The sound bounces around the quiet room, piercing the weird stillness. With each staccato squeeze, I try to deflate the balloon of mixed emotions swelling in my chest these past few days.
My boys are gone again – back to the college campuses they’ve begun to call home. And their little sister gets up each weekday and takes her Goldendoodle service dog to their last year of high school. After a summer full of family, foot traffic, laughter, and take-out pizza, this newly quiet house feels both peaceful and peculiar.
I know I’ll adjust. I did it last fall, and I’ll do it again. But this between stage brings an unavoidable collision of feelings from opposite ends of the spectrum. I’m so happy my sons are out in the world doing their own thing – and also terrified. I love how excited they are about this new semester and new experiences – yet I ache over their absence.
I’m so “smappy” this week – a strange combination of sad, mopey, and happy. I wait for one emotion to win out, but they’re tangled up like cheap knitting yarn in a bittersweet ball.
The trick is to give it time.

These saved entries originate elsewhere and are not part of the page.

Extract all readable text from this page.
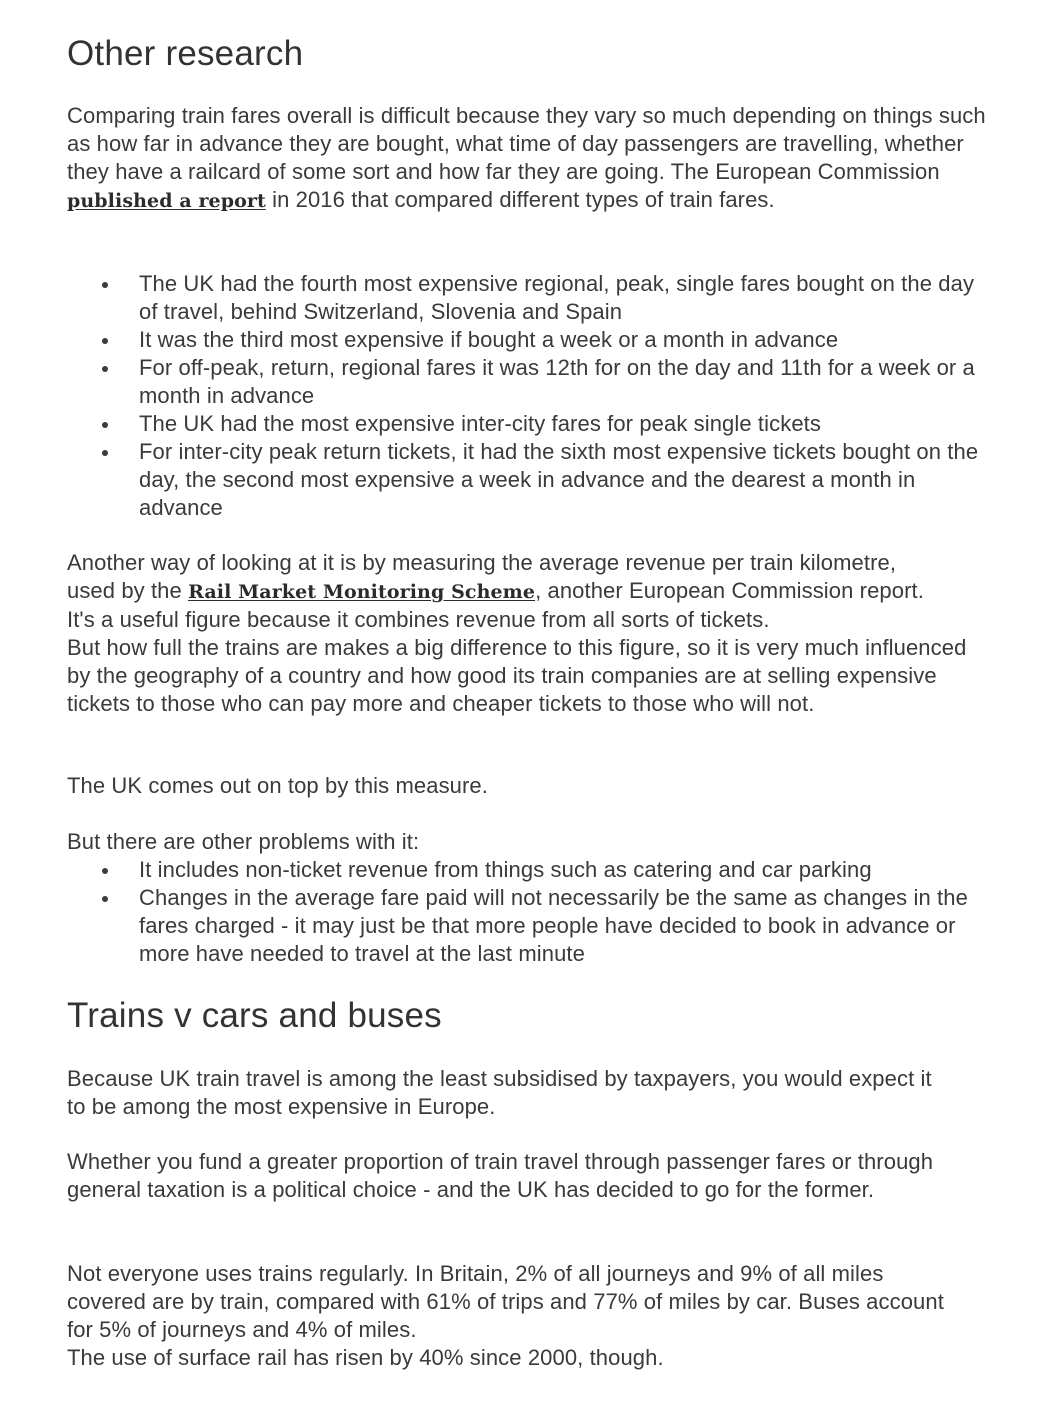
Other research

Comparing train fares overall is difficult because they vary so much depending on things such as how far in advance they are bought, what time of day passengers are travelling, whether they have a railcard of some sort and how far they are going. The European Commission published a report in 2016 that compared different types of train fares.

The UK had the fourth most expensive regional, peak, single fares bought on the day of travel, behind Switzerland, Slovenia and Spain
It was the third most expensive if bought a week or a month in advance
For off-peak, return, regional fares it was 12th for on the day and 11th for a week or a month in advance
The UK had the most expensive inter-city fares for peak single tickets
For inter-city peak return tickets, it had the sixth most expensive tickets bought on the day, the second most expensive a week in advance and the dearest a month in advance

Another way of looking at it is by measuring the average revenue per train kilometre,
used by the Rail Market Monitoring Scheme, another European Commission report.
It's a useful figure because it combines revenue from all sorts of tickets.
But how full the trains are makes a big difference to this figure, so it is very much influenced by the geography of a country and how good its train companies are at selling expensive tickets to those who can pay more and cheaper tickets to those who will not.

The UK comes out on top by this measure.

But there are other problems with it:

It includes non-ticket revenue from things such as catering and car parking
Changes in the average fare paid will not necessarily be the same as changes in the fares charged - it may just be that more people have decided to book in advance or more have needed to travel at the last minute
Trains v cars and buses

Because UK train travel is among the least subsidised by taxpayers, you would expect it to be among the most expensive in Europe.

Whether you fund a greater proportion of train travel through passenger fares or through general taxation is a political choice - and the UK has decided to go for the former.

Not everyone uses trains regularly. In Britain, 2% of all journeys and 9% of all miles covered are by train, compared with 61% of trips and 77% of miles by car. Buses account for 5% of journeys and 4% of miles.
The use of surface rail has risen by 40% since 2000, though.
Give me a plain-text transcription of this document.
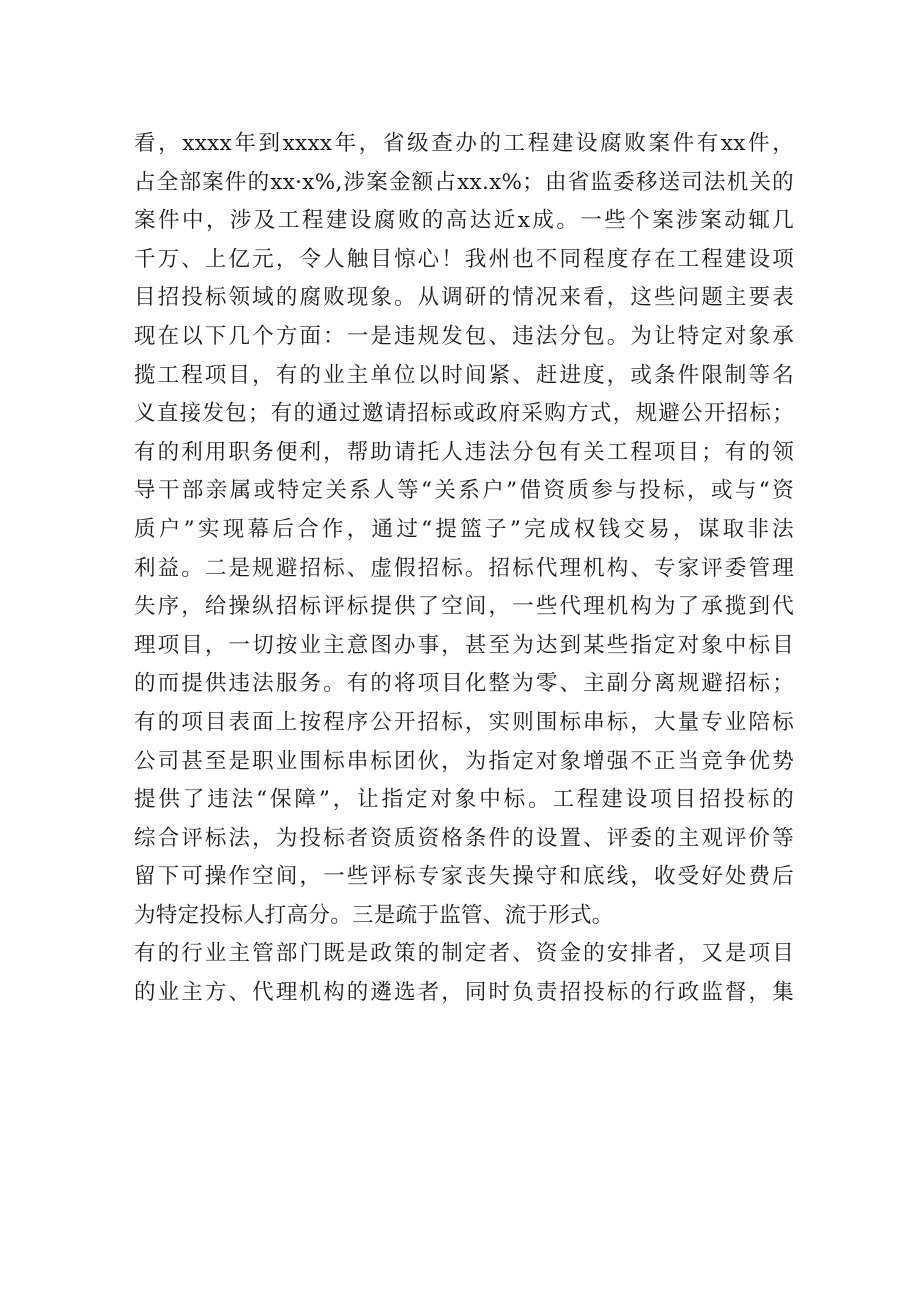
看，xxxx年到xxxx年，省级查办的工程建设腐败案件有xx件，
占全部案件的xx·x%,涉案金额占xx.x%；由省监委移送司法机关的
案件中，涉及工程建设腐败的高达近x成。一些个案涉案动辄几
千万、上亿元，令人触目惊心！我州也不同程度存在工程建设项
目招投标领域的腐败现象。从调研的情况来看，这些问题主要表
现在以下几个方面：一是违规发包、违法分包。为让特定对象承
揽工程项目，有的业主单位以时间紧、赶进度，或条件限制等名
义直接发包；有的通过邀请招标或政府采购方式，规避公开招标；
有的利用职务便利，帮助请托人违法分包有关工程项目；有的领
导干部亲属或特定关系人等“关系户”借资质参与投标，或与“资
质户”实现幕后合作，通过“提篮子”完成权钱交易，谋取非法
利益。二是规避招标、虚假招标。招标代理机构、专家评委管理
失序，给操纵招标评标提供了空间，一些代理机构为了承揽到代
理项目，一切按业主意图办事，甚至为达到某些指定对象中标目
的而提供违法服务。有的将项目化整为零、主副分离规避招标；
有的项目表面上按程序公开招标，实则围标串标，大量专业陪标
公司甚至是职业围标串标团伙，为指定对象增强不正当竞争优势
提供了违法“保障”，让指定对象中标。工程建设项目招投标的
综合评标法，为投标者资质资格条件的设置、评委的主观评价等
留下可操作空间，一些评标专家丧失操守和底线，收受好处费后
为特定投标人打高分。三是疏于监管、流于形式。
有的行业主管部门既是政策的制定者、资金的安排者，又是项目
的业主方、代理机构的遴选者，同时负责招投标的行政监督，集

In a month or so, I’ll appreciate fewer dishes in the sink and more time to work uninterrupted. Tom and I and our “baby” teenage daughter will fall back into the rhythm we had before the boys came home for summer.
But right now, it feels like college came along and broke up the band, and I have to wait at least nine months for the reunion tour.
When I catch myself moping, I get frustrated. After all, I’ve known since Day 1 that this was the goal – love them, raise them, and prepare them for the time when they leave to create their own life. And by some miracle, we managed to pull it off. I should be dancing around the house, celebrating two successful launches.
But nothing and no one can adequately prepare you for how it feels to have two huge chunks of your heart move to their own zip code. How it thrills you and kills you at the same time.
I do my best not to think too much about next fall when our daughter is scheduled to start college, too. When it comes up in conversation with friends, I just hum to myself and change the subject to something less scary, like climate change or smallpox.
I’ll deal with that monumental change later. For now, I’m savoring her senior year and all the sentimental traditions that come with it. I’m taking an absurd number of pictures and trying not to soothe my anxiety with carbohydrates.
And I’m asking friends and neighbors to save the therapeutic bubble wrap from their delivery boxes. A year from now, I’m going to need it.